エンジェルスの大谷翔平が、ア・リーグの新人王に選出された。有終の美だ。今季、ひじの故障は残念だったが、PRP療法選択も、尚早の声もあった9月の復帰登板も、最終的な手術の決断も全て正解だった。

歴史的意義だけでなく数字でも上回っていた

新人王投票では、ヤンキースのミゲール・アンドゥハー、グレイバー・トーレスとの接戦を予想する声もあったが、投票権を持つ30人の記者の内、25人が大谷に1位票を投じる圧勝だった。もちろん、実質的にベーブ・ルース以来の二刀流のインパクトによるところ大なのだが、WAR(Wins Above Replacement 、メジャー最低レベルの選手を起用した場合に比べ、どれだけ勝利数に貢献したかを示す指標)で比較すると、大谷3.8(打者として2.8、投手として1.0)、アンドゥハー2.7、トーレス1.9となる。歴史的意義や印象度ではなく、やはり数字の上でも投打で稼いだことにより、大谷が上回っていたのだ

キャンプでの不振と故障という試練

振り返ってみると、スプリングトレーニング時の評価は最悪だった。投げてはボールの違いに戸惑い、四球がやたら多かった。打撃ではさらに苦しみ、ベテランスカウトの「高校生並み」というコメントを引用した記事が掲載されて大きな話題となった。そこから、投打とも短期間で良くぞここまでアジャストしたものだ。開幕後の大活躍で、アメリカメディアの大谷に対する評価の「手のひら返し」が日本で話題になったが、スプリングトレーニング時点での状態を見る限り、厳しい評価を下すのは当然だし、その後の驚異的なパフォーマンスには素直に脱帽するしかない。見聞したものを率直に評価すればそうなるのは仕方ない、と思う。

そして、試練もあった。言うまでもない。ひじの故障だ。これで、6月から1ケ月間打者としても欠場した。腱を移植するトミー・ジョン手術を回避し、再生療法であるPRP療法を選択したこと、エンジェルスがポストシーズン進出の可能性を逸しているのにも拘らず、9月に投手として復帰したこと、その結果手術に踏み切ることになったことに対しては、大きな議論もあった。
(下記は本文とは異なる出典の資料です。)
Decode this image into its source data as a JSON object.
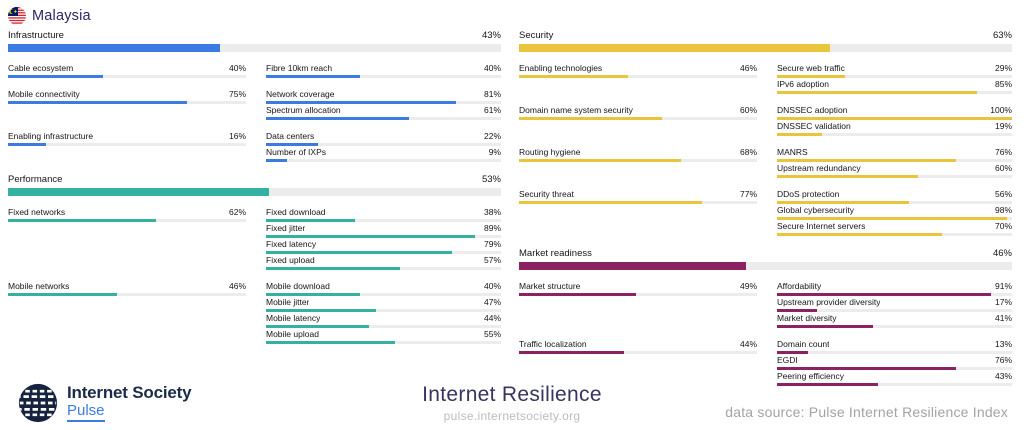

しかし、一見遠回りしたようにも思えるが、PRP療法の選択により早期に打者として復帰できたことが、夏場以降の長距離砲としての覚醒に結びついた。そして、投手として敢えて復帰してみたことで、「やっぱりメスを入れなければダメだ」という結論を得ることができた。手術により投手としての欠場は長きに及ぶが、「いつか、いつか」と本人も周囲もビクビクする事態を避けることが出来た。

初年度での手術は却って良かった?

良く知られているように、大谷は現行労使協定の取り決めにより、エンジェルスに激安契約(今季はメジャー最低年俸の545,000ドル)で6年も囲い込まれてしまった。これは、「カネより夢」を選択した大谷自身の判断ゆえだが、「夢よりカネ」が常識の世界で何年か過ごせば、逃した魚の大きさを認識するようになるかもしれない。もちろん、2020年オフに年俸調停権を得た後は年俸はそれなりに上昇するはずだが、その価値に見合うビッグマネーの獲得はFA市場に身を投じる2023年のオフまで待たねばならない。そこまで薄給に耐えに耐え(言い過ぎ?)、やっとFA権を得たと思いきやトミー・ジョン手術からの回復待ちでは目も当てられない。しかし、今年手術を済ませたことで、その恐れはかなり減少したと言えるだろう。

不謹慎に思われるかもしれないが、この手術は今や投手のキャリアにおける通過点だ、という考えもある。球団にとっても、大谷の若さと拘束期間の長さ、年俸の安さを総合的に考慮すると、早いうちに「済ませとく」のはアリだった。